Vor diesem Hintergrund sei das öffentliche Interesse der Gemeinde an einem Aufwendungsersatzanspruch zu verneinen. Zwar habe die Gemeinde hier ein „auch fremdes Geschäft“ geführt und dies schon dadurch verdeutlich, dass sie dem Landkreis die Rechnungen weiterleiten wird. Allerdings hat sie auch aufgrund einer originär eigenen Aufgabe gehandelt, die gegenüber der Kompetenz des Landkreises vorrangig ist. Bei einer solchen Mehrfachzuständigkeit sei es jedoch nicht gerechtfertigt, dass die Gemeinde wegen ihrer eigenen Aufgabenwahrnehmung dem Landkreis Kosten auferlegt.

Fazit

Die öffentlich-rechtliche GoA wird selten abgeprüft. Dennoch muss sie beherrscht werden, weil sie mit der zivilrechtlichen GoA eng verbunden ist. Für die Prüfungsämter ist die öffentlich-rechtliche GoA nicht völlig untinteressant, weil sich hier Verwaltungsrecht mit zivilrechtlichen Bestimmungen gut verbinden lässt. Entscheidend ist, dass man bei einer solchen Klausur auf die Herleitung und die Anwendungsmöglichkeit der öffentlich-rechtlichen GoA eingeht und im Fall des Kompetenzgerangels (Verwaltung gegen Verwaltung) klarstellt, dass ein Kostenanspruch nicht besteht, wenn die eine Verwaltung eigene Aufgaben wahrgenommen hat.

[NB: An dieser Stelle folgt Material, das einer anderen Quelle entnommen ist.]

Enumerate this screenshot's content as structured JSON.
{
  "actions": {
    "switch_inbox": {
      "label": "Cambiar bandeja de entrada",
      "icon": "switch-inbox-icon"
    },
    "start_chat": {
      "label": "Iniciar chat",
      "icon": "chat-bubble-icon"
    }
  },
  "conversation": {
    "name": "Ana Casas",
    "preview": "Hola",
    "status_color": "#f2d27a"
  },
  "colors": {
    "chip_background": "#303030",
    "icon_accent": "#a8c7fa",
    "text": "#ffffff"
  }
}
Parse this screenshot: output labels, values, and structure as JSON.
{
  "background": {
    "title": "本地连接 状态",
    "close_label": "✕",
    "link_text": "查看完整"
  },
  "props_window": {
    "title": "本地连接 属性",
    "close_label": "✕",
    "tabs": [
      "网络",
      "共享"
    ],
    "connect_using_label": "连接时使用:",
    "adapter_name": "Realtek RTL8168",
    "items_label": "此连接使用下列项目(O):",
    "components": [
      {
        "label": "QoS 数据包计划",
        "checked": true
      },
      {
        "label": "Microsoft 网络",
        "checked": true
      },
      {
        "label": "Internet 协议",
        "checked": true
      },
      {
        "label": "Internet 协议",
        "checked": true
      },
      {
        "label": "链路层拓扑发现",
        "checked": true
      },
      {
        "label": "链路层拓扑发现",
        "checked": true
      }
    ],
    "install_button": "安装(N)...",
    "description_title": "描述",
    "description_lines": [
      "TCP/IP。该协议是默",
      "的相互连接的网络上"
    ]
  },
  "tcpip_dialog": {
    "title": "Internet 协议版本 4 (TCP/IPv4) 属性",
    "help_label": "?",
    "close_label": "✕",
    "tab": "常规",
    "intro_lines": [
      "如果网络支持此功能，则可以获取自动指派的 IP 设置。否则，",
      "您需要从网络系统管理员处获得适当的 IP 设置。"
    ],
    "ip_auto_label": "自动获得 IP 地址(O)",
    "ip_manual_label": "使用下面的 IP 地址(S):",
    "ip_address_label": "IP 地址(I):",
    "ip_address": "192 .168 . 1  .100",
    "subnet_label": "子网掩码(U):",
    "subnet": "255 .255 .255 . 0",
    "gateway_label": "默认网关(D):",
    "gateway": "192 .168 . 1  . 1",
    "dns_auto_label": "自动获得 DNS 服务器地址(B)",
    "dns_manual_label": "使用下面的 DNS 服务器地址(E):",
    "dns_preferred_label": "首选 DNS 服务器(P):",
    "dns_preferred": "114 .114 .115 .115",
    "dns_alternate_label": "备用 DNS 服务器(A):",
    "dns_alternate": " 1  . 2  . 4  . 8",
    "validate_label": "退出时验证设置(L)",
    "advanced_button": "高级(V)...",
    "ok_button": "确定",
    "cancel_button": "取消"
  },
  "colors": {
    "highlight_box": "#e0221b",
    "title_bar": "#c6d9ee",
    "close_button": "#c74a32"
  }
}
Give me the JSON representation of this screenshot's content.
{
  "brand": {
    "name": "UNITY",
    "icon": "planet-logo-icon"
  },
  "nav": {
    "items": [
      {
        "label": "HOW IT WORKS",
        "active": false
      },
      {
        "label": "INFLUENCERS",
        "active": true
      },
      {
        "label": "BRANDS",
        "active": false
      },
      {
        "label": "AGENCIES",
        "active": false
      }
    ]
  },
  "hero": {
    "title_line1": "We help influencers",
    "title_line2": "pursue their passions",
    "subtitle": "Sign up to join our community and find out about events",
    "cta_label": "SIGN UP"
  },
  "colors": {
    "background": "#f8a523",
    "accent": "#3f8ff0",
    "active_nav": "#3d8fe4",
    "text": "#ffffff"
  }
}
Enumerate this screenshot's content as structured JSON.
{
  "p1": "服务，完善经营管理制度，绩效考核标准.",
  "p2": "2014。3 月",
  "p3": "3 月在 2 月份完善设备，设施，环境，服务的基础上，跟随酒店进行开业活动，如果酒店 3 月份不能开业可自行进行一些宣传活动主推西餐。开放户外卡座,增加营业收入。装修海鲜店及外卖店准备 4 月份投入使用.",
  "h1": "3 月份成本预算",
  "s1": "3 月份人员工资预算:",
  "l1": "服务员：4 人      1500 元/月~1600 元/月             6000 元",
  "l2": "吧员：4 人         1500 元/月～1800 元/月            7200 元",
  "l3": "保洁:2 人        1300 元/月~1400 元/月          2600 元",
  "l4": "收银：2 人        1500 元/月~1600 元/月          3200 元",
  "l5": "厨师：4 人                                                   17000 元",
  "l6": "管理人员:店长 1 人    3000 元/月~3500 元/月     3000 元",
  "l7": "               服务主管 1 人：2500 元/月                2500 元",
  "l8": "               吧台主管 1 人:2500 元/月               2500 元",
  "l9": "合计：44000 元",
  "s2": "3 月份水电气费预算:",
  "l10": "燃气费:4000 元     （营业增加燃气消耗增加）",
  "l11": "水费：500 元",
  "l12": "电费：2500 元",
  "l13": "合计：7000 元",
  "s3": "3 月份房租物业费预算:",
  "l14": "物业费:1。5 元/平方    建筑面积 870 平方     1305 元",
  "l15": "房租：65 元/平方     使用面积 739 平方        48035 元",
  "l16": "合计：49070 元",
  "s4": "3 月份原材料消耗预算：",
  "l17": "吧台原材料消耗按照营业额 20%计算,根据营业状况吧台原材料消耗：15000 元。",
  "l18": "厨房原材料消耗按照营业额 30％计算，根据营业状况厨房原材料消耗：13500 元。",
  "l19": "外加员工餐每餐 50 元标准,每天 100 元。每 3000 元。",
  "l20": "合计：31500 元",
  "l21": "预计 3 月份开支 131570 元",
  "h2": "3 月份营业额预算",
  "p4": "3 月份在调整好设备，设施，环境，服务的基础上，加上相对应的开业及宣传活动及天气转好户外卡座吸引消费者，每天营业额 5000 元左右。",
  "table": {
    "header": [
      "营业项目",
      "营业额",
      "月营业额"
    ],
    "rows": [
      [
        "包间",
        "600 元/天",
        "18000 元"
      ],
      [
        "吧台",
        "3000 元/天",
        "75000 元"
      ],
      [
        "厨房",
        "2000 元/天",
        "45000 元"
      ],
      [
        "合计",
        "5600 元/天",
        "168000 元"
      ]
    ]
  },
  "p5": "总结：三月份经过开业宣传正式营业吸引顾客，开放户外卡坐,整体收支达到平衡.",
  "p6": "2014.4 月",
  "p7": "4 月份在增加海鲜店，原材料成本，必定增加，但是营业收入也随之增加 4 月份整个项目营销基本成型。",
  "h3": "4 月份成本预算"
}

Dessen ungeachtet sei (auch angesichts des anhaltend warmen Wetters) darauf hinzuweisen, dass vor allem Fälle mit eingeschlossenen Hunden in KFZ als Grundlage für Klausuren / Hausarbeiten interessant sind. Dies gilt umso mehr, als dass hier auch Verbindungen zum Strafrecht (z.B. Einschlagen der Fensterscheibe durch Passanten, um das Tier herauszuholen) möglich sind.